Mme Jalon s’était assise
En face du clocher de l’église.
De là, elle voyait
Les aiguilles de l’horloge tourner.
Quand la demie a sonné.
Elle pensa : ‘’Autant de gagné !
Et puis je mettrai encore une demi-heure
Pour gagner la rue Mercœur.
Je regarderai les vitrines ; je flânerai.
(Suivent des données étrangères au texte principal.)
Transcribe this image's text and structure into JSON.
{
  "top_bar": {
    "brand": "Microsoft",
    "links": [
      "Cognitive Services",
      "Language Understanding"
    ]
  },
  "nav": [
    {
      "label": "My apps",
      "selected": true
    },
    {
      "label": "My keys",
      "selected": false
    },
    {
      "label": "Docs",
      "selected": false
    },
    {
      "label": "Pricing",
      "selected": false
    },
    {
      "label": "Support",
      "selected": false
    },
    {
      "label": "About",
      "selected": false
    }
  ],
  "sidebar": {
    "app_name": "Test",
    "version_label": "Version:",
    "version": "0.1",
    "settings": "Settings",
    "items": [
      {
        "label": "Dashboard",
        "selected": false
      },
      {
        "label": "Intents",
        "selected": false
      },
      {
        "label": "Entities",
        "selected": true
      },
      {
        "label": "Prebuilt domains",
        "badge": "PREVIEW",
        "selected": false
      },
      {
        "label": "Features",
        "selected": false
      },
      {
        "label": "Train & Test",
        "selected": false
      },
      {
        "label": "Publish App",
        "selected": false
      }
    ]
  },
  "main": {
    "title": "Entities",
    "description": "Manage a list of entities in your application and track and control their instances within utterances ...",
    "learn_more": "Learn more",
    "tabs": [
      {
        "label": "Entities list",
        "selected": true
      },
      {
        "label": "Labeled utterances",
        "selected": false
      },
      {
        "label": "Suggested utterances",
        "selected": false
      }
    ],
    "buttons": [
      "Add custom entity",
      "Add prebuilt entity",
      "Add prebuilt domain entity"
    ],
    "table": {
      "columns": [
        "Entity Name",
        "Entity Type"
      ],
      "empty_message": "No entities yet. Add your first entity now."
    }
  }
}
Et voilà, cela fera une heure volée !’’
Elle trainait comme un poids
La masse de souvenirs insupportables,
Ce fardeau intolérable
Des précédentes fois !
Ce n’était pas aussi douloureux
Qu’une visite
Chez le dentiste,
Mais c’était bien plus ennuyeux !
Que Bardon lui semblait mièvre !
La nausée lui montait aux lèvres
En songeant aux biscuits au gingembre,
À l’odeur confinée de sa chambre,
Et aux volets prudemment fermés.
Les bougies, seules, restaient allumées.
Mme Jalon ne voulait plus écouter
Les : ‘’Laissez-moi, je vous prie,
Ma chérie,
Baiser vos mains
Jusqu’à demain.’’
Son amant l’insupportait
Quand il s’agenouillait devant elle
Dans un mouvement
Si ridicule, si rituel
Qu’on eut dit, ma foi,
Un vieil acteur
Jouant pour la centième fois
Le mélodrame d’un mauvais auteur.
S’ensuivait une corvée surhumaine :
Il fallait, chaque semaine,
Se dévêtir à la sauvette,
Sans l’aide d’une soubrette.
Se rhabiller, était aussi exaspérant.
Elle aurait giflé Bardon tournicotant
Autour d’elle, gauche et empressé :
-« Permettez…Laissez… »
L’horloge sonnant les trois-quarts,
Elle se décida à sortir du square.
Elle n’avait pas fait
Dix pas qu’elle tombait
Sur un ami, le baron Besse
Qui lui fit mille politesses :
-« Que n’êtes-vous venue encore
Voir mes collections d’Angkor ? »
-« Mais, cher baron,
Une femme, …chez un garçon ! »
-« Comment ! En voilà une erreur !
Visiter une collection de valeur
Chez un homme fréquentable
N’a rien d’inavouable ! »
-« Au fond, vous avez raison. »
-« Alors, venez voir ma collection ? »
-« Oui, mais quand ? »
-« Maintenant ! »
-« Non, je suis pressée, baron. »
-« Allons donc ! »
-« Vous m’espionniez ? »
-« Non, mais convenez
Que vous n’êtes pas très pressée. »
-« Oh ! c’est vrai,…pas très… »
Un fiacre passait à les toucher
Le baron cria : -« cocher ! »
La voiture s’arrêta. Il ouvrit la portière :
-«Veuillez monter, amie très chère. »
Il s’assit près d’elle et ordonna :
-« 32 boulevard Masséna ! »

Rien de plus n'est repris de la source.